Who Was Kurita Chodō?

  Kurita Chodō was born in 1749 as the son of a sake brewer. At the age of seventeen, he was adopted by another sake brewer, from whom he learned the family business and also haiku poetry.

In 1771 Chodō succeeded to the brewery and was appointed as an ōdoshiyori, an important position of leadership in the town. For thirty years he rendered service to Matsuyama Fief, but he longed to devote himself to poetry. He requested many times to be allowed to quit his post, but his request was not soon accepted.

Finally, in 1802 he was allowed to resign, and in later years he moved to Mitarai-jima, an island near Hiroshima. He passed away in 1814, when he was sixty-five years old.


Haikai and Renga

Chodō enjoyed composing haikai, verse written in 5-7-5 syllables. (Today the word “haiku” is used instead of haikai.) Chodō especially admired Matsuo Bashō, who played an active role in the world of haikai fifty years before he was born. Here is one of Bashō’s best-known haiku.



                       natsukusa ya tsuwamonodomo ga yume no ato


summer grass ―

of the dreams of warriors

all that remains


Chodō was influenced by Bashō’s haiku, especially in regard to karumi, or “lightness,” in which one looks closely at nature and then composes haiku that are plain and easy to understand. Here are three examples of Chodō’s haiku.



                       kusa no to no furuki tomo nari ume no hana


old friend

of this thatched hut ―

plum blossoms




                       hito no kite hi tomosu tsuki no iori kana


hut in the moonlight ―

lighting the lamp

after friends come to call




hanazakari chiru yori hoka wa nakarikeri


cherry blossoms

in full bloom

nothing left but to fall


Chodō became famous as one of the leading haikai poets of his time.

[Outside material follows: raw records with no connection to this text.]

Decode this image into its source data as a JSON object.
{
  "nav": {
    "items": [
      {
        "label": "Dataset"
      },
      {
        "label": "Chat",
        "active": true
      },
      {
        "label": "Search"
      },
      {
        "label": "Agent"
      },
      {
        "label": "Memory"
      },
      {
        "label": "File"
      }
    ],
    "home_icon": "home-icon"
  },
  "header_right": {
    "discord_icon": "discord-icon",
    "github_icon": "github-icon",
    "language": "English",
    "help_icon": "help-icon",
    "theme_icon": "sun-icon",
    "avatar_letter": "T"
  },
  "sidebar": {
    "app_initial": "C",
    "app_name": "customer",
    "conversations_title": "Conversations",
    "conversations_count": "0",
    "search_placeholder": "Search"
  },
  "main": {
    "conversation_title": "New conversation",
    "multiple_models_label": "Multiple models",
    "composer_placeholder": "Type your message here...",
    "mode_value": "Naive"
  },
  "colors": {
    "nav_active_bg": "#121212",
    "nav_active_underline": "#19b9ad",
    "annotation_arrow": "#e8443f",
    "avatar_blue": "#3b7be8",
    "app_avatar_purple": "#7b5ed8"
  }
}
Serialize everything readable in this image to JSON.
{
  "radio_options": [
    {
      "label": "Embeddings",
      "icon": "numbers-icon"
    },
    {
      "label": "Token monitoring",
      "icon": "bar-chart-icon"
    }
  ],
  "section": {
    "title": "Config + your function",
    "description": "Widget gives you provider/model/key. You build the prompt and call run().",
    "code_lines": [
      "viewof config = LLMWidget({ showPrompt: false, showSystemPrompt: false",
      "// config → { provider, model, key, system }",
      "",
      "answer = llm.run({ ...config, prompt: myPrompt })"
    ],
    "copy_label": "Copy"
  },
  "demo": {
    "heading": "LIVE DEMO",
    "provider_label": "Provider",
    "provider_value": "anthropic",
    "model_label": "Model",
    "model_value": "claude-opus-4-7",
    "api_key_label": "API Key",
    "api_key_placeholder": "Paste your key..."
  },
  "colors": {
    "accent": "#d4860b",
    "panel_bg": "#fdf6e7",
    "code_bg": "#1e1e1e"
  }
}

The haikai poet Kobayashi Issa came to visit Chodō, who, although fourteen years older than Issa, treated him like an equal. Chodō had a strong influence on Issa’s haiku, which are often about children and small animals.



                       ware to kite asobe ya oya no nai suzume


come here

and play with me

motherless sparrow


Haikai is descended from renga (linked verse). Renga, which is based on the 31-syllable waka, is composed by linking 5-7-5 syllable and 7-7 syllable verses. Each verse is composed by a different person and should contain an image associated with the previous verse. Chodō spent many hours composing renga, and, in particular, enjoyed “playing catch” with words with his young friend Issa. (Today, the word “renku” is used more commonly than renga.)

The pen name “Chodō” comes from the name of the chinaberry tree, which is said to be useless. Another of Chodō’s names was “Sokuin,” which means a person taking rest in the shade of a big tree. Chodō wanted to become such a quiet person and to lead such a peaceful life.